Section 4 (2) of the Act: If the registrar is satisfied that an application referred to in subsection (1) complies with the provisions of this Act, he or she shall issue a certificate to the effect that the applicant has the right of appearance in the Supreme Court.

Section 4(4) of the Act: An attorney who has been granted the right of appearance in terms of this section shall be entitled to appear in any court throughout the republic.

 

Understanding:

  1. In the scenario where a pleading is to be signed by an advocate and countersigned by an attorney = The attorney countersigning the pleading must be admitted, enrolled and entitled to practice as such in the division concerned.
  2. In the scenario where a pleading is to be signed by an attorney with right of appearance = The attorney who has right of appearance shall be entitled to sign the pleading and he/she may countersign as an attorney as well, provided that such attorney is admitted, enrolled and entitled to practice as an attorney in the division concerned.
  3. An attorney with right of appearance may sign pleadings in any Supreme Court throughout the republic.
  4. An attorney may only sign pleadings relevant to actions in their specific division only.

 

Practical Application:

Failure to sign a pleading or incorrectly signing a pleading constitutes an irregular step in terms of High Court Rule 30. An application may therefore be brought to have the irregular step set aside, provided the offender has been given the opportunity to rectify the irregularity and has refused to correct the pleading.
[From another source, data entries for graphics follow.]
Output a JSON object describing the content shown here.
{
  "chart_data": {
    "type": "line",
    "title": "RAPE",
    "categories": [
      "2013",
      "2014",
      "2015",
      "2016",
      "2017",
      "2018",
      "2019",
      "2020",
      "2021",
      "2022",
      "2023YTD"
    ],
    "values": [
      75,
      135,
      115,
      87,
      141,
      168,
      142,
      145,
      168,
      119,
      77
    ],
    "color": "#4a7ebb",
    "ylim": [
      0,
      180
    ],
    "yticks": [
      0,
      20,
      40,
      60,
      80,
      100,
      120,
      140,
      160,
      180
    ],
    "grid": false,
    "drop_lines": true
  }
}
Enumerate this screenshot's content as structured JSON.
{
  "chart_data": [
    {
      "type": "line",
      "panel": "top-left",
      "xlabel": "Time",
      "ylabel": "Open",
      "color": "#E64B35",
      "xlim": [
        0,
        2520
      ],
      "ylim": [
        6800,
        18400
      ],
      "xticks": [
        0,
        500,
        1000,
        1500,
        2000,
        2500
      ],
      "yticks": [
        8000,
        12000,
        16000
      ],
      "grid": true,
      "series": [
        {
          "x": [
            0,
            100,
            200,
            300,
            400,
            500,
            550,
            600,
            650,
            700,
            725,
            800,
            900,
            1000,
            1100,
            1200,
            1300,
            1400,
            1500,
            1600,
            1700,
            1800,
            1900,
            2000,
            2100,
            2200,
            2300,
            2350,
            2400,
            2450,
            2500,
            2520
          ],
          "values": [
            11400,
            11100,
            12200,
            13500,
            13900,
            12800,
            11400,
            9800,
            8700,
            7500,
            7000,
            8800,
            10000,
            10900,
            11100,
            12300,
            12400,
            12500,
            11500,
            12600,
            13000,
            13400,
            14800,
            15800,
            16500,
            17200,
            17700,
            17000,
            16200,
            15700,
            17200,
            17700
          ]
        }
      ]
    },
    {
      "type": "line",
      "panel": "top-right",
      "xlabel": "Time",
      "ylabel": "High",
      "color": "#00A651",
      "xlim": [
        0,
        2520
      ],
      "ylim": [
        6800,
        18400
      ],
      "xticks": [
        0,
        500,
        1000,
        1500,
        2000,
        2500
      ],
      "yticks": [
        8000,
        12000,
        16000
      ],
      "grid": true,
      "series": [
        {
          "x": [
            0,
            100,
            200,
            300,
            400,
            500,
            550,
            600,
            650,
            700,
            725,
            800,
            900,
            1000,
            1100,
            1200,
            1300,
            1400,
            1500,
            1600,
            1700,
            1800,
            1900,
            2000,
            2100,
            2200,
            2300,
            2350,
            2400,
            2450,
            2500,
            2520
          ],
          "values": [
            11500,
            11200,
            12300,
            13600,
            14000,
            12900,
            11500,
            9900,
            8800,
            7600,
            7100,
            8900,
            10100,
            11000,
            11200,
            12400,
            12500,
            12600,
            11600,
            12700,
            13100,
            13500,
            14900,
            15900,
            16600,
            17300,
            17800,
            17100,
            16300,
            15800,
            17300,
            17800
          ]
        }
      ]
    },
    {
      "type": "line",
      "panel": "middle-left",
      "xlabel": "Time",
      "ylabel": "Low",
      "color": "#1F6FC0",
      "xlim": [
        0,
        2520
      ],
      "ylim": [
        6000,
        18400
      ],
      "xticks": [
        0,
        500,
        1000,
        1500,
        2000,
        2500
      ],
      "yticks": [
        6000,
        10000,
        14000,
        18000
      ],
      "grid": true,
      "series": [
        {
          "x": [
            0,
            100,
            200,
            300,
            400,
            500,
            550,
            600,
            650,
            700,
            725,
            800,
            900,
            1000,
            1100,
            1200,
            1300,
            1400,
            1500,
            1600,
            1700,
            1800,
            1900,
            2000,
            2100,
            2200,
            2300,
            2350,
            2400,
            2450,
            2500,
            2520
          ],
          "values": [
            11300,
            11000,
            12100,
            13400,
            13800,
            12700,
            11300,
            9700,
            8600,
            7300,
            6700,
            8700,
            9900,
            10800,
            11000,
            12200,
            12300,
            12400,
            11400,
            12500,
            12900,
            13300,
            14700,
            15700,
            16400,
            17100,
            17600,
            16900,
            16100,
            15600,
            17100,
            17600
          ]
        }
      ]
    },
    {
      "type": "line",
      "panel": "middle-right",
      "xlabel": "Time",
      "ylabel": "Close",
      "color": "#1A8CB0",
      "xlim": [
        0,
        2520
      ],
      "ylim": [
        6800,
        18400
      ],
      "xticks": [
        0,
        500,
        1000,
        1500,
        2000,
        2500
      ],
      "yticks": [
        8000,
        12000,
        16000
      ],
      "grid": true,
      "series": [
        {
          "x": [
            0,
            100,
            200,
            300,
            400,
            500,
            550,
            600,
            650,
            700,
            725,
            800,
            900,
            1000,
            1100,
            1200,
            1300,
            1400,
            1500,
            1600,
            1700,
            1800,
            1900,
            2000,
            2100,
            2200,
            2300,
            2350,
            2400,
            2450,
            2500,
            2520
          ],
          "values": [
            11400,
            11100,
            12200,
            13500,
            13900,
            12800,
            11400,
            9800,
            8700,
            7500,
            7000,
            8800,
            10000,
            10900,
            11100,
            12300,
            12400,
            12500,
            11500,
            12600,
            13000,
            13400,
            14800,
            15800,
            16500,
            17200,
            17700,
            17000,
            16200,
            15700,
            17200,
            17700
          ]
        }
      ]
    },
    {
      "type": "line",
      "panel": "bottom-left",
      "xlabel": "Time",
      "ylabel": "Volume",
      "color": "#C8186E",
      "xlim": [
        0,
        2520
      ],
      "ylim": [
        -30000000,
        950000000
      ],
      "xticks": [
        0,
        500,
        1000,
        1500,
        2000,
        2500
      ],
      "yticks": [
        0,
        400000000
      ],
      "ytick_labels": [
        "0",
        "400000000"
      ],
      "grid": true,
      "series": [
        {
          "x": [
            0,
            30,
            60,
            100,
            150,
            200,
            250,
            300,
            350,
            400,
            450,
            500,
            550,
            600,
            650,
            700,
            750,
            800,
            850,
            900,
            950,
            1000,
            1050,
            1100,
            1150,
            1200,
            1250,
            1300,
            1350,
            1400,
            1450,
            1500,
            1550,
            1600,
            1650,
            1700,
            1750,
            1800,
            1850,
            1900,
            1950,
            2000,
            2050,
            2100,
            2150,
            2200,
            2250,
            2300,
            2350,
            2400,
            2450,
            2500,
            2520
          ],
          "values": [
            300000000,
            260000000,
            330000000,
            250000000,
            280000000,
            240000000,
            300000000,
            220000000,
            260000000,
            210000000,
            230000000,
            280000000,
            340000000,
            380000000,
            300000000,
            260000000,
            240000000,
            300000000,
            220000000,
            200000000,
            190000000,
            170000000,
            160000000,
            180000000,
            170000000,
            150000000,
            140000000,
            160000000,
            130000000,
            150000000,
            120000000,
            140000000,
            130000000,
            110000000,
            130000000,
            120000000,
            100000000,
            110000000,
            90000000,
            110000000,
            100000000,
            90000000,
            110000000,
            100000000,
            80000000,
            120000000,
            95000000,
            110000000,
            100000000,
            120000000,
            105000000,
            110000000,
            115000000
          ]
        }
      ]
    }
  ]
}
The Applicant would have to show the Court prejudice suffered as a result of the irregular step before the Court would entertain such an application.

Considering costs and time, this procedural technicality should only be raised if and when your Client suffers sever prejudice.

 

The current feeling from the Courts:

ABSA Bank Ltd v Barinor New Business Venture (Pty) Ltd 2011 (6) SA 225 (WCC)

“The court stated that restricting the right of appearance to one division would lead to the ‘absurdity’ that an attorney could appear in the Supreme Court of Appeal and in the Constitutional Court, but not in other High Courts”

 

Liberty Group Ltd v Singh and Another (KZD) (unreported case no 9105/11, 7-6-2012)

“an attorney cannot sign a combined summons in his capacity as attorney in a division in which he has not been enrolled, but may sign it as an advocate if he holds a certificate of right of appearance”

 

Ex Parte Mason 1981 (4) SA 648 D at 651 E-F

Locus Clasicus in respect of procedural technicalities:

“Insofar as procedural matters are concerned, our law today inclines towards flexibility rather than rigidity as substance, rather than form, is of primary importance.”